After all, Staggs had been with the company for over two decades: In his time as Chairman of Disney Parks and Resorts from to early 2015, he had doubled theme park operating profit. He was the golden boy seemingly groomed for the position of CEO, as the current CEO Bob Iger, made plans to leave June 2018 at earliest.

Now, as the COO plans to leave May 6, there seems to be a Staggs shaped hole in the management.

But that’s not quite so, according to a Tuesday Nomura note, that reported the shakeup is likely to have very little impact on Disney’s ongoing projects because the company is lined with at least some safety nets.

That Shanghai park is nearly complete, while the man who succeeded Staggs as Chairman of Disney’s parks and resorts has not fallen short. Operating income has grown by 15% since Bob Chapek took over in early 2015. Meanwhile, Staggs’ work as COO, trying to navigate a broadcast market with in uptrend in cord-cutting, did not take Disney in a new direction—so TV operations are “unlikely to be disrupted by his departure.”

Secondly, the two-and-a-quarter years before Iger plans to leave is “ample time” for Disney executives to select a new candidate, a team of Nomura analysts led by Anthony DiClemente wrote. Though the firm “believes Mr. Staggs’ departure potentially increases the likelihood that Mr. Iger extends his tenure as CEO.” After all, Iger has a track record of… well, not leaving.


Fellow investment banking firm Goldman Sachs reiterated a neutral rating on the stock, writing that the management shakeup does create a degree of uncertainty and risk to the stock. It also suggests that “the board may be indicating that the next Disney CEO will be an external hire, something that has not happened since 1984 with Michael Eisner.”

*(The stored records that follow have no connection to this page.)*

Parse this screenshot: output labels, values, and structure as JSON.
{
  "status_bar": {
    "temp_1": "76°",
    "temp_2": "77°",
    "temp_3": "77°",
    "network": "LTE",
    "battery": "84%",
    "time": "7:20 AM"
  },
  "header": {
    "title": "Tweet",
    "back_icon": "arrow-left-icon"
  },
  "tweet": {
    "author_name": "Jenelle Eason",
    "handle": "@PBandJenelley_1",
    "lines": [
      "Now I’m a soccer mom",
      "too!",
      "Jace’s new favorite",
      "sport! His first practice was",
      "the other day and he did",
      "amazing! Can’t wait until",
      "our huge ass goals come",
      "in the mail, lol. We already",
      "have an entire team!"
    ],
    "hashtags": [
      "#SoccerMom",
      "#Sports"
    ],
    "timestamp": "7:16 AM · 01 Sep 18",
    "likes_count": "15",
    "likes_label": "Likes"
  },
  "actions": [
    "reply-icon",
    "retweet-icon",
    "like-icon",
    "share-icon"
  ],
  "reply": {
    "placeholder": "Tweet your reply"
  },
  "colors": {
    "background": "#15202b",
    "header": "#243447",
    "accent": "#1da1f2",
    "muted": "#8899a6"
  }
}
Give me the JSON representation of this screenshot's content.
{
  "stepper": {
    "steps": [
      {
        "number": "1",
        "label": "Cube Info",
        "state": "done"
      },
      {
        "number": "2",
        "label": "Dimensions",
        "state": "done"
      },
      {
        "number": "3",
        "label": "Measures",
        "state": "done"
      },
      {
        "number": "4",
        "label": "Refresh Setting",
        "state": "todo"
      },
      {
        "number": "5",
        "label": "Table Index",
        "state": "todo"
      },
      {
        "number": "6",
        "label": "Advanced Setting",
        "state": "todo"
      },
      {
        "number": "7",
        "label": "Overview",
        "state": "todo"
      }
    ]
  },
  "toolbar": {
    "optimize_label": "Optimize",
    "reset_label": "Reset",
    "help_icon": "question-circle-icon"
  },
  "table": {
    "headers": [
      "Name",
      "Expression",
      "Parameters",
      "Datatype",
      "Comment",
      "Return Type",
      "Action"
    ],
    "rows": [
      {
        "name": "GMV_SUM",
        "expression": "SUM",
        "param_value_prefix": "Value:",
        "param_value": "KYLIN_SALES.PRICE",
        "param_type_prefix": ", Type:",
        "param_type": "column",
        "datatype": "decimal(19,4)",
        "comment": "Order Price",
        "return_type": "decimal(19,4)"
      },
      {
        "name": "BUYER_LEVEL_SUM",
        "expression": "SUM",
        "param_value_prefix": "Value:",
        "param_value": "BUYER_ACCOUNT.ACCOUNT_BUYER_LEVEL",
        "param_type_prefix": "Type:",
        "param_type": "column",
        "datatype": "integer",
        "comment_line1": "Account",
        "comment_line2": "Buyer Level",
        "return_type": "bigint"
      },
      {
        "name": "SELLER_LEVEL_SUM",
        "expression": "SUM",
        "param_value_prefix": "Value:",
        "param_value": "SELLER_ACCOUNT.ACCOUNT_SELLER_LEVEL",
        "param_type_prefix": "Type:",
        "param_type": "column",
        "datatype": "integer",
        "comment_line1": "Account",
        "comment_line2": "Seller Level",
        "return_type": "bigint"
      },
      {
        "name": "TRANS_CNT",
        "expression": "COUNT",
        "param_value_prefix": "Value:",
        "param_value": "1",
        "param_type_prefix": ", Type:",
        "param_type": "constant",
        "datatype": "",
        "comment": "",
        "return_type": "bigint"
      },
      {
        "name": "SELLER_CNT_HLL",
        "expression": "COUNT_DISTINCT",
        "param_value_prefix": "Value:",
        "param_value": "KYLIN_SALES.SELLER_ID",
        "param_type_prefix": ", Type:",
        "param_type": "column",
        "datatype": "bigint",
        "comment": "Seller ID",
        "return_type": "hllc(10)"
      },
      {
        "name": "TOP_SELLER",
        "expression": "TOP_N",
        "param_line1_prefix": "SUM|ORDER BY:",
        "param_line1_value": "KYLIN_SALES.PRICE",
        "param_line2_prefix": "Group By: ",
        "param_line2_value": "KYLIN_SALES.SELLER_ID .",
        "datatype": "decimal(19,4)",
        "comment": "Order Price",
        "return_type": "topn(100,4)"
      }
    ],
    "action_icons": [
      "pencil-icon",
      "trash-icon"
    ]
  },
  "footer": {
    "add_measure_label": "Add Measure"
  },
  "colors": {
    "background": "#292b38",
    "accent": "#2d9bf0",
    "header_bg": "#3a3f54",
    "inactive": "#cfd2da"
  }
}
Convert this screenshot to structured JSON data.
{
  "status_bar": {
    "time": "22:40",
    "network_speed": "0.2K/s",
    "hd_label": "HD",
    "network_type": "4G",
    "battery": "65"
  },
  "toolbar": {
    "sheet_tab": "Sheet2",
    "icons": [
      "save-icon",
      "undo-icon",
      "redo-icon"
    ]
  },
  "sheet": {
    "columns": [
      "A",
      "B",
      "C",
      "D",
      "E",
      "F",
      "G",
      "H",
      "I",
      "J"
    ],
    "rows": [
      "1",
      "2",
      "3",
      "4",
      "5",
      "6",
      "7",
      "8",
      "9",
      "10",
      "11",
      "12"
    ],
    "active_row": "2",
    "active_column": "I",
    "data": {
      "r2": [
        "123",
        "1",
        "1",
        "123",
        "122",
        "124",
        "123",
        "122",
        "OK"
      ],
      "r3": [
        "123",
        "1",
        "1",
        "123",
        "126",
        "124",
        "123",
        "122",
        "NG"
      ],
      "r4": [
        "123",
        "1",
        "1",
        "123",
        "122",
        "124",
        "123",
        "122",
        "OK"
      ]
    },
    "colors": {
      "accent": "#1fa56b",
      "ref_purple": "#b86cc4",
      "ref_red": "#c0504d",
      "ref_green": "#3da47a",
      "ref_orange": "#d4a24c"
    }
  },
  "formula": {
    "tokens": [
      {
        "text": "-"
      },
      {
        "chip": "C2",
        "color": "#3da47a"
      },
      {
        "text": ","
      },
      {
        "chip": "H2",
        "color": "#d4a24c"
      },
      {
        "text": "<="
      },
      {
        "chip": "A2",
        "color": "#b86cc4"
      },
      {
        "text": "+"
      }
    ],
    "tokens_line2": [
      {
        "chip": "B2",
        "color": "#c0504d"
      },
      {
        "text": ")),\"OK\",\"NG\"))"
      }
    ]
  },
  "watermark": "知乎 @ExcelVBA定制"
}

Though other analysts say the succession issue won’t be so easy to solve, especially since Disney lost other CEO-hopefuls such as former CFO Jay Rasulo and former co-chair of Disney Media, Anne Sweeney.

“These are high-level skills, dealing with complex issues in a $160-billion market cap company,” said Laura Martin, an analyst at Needham and Company to the Los Angeles Times. “It is a short list of people who can do that job.”

Needham maintained a hold rating on the stock, while Nomura reiterated its buy rating.